Business requirements and customer demand dictate purchasing decisions
For printers who need to protect the future of their businesses, direct digital output is the only option. That much is clear, but what is less clear is whether to choose computer-to-plate (CTP) technology or to invest in a Direct Imaging (DI) press, where the platesetter is built into an A3+ or B3 format press. The decision is not just a question of whether to buy a press with the platesetter built in, versus having a standalone CTP device. Now, more than ever, it is the applications that dictate investment preferences.
Business requirements drive decision-making
Talk to any of the numerous manufacturers of CTP systems and the view is that a digital platesetter is absolutely the only way to go, primarily because there are no format constraints. For Presstek and Screen, the only two manufacturers of both CTP and DI devices, the picture is less clear-cut because it depends on the business requirements. Although CTP tends to outstrip DI, both companies seeing steady sales in DI as well as CTP. According to Digital Dots research, there are slightly more than 5200 DI presses and nearly 20,000 digital platesetters in production worldwide. Most commercial printers preferring to go with DI have done so to meet very specific business applications, such as support for longer run lengths than a variable data digital press would be used for. For the most part such printers invest in DI to provide additional capacity, complementing a variable data digital press, and for medium run lengths up to 10,000 copies. On the other hand, printers invest in CTP to streamline their workflows, save time and cut consumables costs and do not make the decision based on run lengths.
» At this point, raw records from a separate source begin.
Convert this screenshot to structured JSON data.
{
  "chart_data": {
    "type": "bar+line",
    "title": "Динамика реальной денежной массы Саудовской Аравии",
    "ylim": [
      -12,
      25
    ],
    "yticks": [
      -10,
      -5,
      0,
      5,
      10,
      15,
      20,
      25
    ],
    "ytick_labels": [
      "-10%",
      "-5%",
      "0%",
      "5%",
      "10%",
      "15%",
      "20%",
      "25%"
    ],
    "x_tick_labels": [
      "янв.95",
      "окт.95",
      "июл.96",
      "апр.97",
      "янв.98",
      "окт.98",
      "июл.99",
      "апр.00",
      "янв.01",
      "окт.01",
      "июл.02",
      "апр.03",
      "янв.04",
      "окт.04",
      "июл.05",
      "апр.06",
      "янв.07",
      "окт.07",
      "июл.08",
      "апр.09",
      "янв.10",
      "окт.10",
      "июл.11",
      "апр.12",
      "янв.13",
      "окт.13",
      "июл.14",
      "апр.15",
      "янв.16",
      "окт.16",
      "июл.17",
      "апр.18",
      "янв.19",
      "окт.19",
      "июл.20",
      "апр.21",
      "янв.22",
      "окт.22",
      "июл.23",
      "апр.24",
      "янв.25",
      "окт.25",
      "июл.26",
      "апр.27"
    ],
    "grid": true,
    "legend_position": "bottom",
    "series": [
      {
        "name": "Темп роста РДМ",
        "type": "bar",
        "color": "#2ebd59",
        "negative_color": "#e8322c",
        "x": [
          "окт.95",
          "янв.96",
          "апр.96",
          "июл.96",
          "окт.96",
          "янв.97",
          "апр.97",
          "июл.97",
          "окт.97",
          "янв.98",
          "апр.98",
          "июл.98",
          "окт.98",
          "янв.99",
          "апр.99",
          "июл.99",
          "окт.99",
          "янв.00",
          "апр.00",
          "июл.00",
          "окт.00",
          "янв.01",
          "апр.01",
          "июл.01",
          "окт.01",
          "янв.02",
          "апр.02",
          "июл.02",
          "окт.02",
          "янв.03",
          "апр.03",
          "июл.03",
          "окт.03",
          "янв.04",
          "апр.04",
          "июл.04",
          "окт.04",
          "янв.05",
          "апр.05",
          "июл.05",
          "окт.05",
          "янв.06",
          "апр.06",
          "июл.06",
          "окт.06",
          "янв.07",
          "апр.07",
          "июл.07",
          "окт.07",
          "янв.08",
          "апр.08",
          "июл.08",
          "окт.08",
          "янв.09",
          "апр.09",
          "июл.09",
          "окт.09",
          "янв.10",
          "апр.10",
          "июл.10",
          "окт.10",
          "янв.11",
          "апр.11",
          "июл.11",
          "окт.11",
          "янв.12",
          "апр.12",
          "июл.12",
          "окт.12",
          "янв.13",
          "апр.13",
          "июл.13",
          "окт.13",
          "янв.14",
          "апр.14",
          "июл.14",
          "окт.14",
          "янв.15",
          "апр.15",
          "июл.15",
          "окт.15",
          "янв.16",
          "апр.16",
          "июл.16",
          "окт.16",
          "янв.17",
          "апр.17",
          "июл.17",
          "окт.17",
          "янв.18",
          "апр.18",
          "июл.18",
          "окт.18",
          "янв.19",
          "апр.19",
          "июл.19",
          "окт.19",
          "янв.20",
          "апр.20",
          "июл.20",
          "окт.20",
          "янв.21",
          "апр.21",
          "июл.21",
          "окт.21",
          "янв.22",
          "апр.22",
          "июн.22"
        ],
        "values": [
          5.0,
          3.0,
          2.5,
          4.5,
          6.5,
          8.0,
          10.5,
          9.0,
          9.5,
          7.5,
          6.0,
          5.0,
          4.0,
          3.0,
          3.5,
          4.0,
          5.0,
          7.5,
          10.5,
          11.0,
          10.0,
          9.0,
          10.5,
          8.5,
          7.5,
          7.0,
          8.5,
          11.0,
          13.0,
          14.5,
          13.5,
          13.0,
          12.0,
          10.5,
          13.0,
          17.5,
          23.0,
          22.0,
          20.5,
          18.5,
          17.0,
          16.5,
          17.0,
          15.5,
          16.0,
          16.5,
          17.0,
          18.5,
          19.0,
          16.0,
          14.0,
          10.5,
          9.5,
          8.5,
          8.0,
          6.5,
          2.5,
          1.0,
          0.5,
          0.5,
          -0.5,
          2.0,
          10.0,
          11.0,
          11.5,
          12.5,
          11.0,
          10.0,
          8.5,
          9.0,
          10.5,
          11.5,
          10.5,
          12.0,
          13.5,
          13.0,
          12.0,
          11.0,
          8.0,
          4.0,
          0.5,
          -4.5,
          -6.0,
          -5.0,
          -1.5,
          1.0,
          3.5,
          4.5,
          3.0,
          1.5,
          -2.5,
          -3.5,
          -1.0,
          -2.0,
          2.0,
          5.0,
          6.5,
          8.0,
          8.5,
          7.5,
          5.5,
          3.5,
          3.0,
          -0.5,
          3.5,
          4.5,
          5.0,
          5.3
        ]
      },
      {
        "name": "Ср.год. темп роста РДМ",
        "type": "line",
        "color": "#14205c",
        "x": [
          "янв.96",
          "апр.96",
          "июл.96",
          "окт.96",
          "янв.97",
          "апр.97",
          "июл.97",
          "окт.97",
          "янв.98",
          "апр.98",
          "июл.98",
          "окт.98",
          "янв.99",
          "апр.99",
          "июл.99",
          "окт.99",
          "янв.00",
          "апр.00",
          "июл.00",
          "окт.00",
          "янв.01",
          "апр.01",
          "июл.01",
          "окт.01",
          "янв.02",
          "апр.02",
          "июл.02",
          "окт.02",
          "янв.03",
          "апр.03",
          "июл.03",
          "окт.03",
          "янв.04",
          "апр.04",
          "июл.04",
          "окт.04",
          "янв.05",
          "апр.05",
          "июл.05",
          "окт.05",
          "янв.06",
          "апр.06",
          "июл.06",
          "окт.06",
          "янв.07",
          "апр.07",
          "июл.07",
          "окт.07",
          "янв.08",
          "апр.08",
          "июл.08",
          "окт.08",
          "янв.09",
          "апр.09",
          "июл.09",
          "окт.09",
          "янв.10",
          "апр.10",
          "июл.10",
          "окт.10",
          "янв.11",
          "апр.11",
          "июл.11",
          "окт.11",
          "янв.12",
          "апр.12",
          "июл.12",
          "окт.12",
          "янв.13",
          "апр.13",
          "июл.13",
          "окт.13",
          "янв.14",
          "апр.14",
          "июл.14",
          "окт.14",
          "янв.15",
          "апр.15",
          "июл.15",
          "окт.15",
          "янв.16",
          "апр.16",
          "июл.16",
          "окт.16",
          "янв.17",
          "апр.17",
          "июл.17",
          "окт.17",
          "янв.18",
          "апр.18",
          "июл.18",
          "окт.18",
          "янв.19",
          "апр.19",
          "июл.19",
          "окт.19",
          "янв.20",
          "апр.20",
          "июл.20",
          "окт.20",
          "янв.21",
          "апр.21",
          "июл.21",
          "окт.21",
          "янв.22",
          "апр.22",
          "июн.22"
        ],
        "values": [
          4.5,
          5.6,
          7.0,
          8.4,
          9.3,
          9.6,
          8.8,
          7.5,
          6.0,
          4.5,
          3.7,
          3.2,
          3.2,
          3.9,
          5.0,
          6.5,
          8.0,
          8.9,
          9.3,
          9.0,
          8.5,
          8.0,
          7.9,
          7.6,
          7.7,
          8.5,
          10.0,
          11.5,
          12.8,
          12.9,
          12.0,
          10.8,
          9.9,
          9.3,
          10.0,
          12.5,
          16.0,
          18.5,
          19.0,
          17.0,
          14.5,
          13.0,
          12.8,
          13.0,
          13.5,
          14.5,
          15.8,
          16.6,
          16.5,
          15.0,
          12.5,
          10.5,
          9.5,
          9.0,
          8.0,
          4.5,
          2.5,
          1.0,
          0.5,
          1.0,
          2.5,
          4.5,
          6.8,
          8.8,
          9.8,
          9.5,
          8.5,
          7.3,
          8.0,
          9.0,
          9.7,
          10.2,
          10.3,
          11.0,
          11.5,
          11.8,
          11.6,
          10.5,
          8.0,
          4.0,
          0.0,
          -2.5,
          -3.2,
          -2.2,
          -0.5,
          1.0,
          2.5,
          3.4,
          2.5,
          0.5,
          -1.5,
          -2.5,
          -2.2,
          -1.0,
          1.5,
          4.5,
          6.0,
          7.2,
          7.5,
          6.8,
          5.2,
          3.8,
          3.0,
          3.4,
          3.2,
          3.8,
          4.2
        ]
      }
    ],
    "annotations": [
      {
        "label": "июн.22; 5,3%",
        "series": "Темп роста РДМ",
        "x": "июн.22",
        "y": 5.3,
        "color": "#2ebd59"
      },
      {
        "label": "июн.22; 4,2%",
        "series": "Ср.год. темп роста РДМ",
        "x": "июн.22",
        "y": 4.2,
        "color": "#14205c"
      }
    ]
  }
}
According to Tim Taylor, marketing director at Screen, “the one market that shows a preference for DI is the digital printer who has started with an Indigo [variable data digital press] or similar. He therefore does not have a CTP device and has found that his digital press is just not competitive on longer runs despite any reports to the contrary!” Regarding CTP, Taylor says that it “has continued to grow, we sold more machines last year than any other year and that applies to Europe. The rest of the world [we have] around 36% market share [and] the split would be very roughly 25% Europe, 25% US and 50% Asia, including Japan, China, India. We still have not seen the predicted drop in sales.”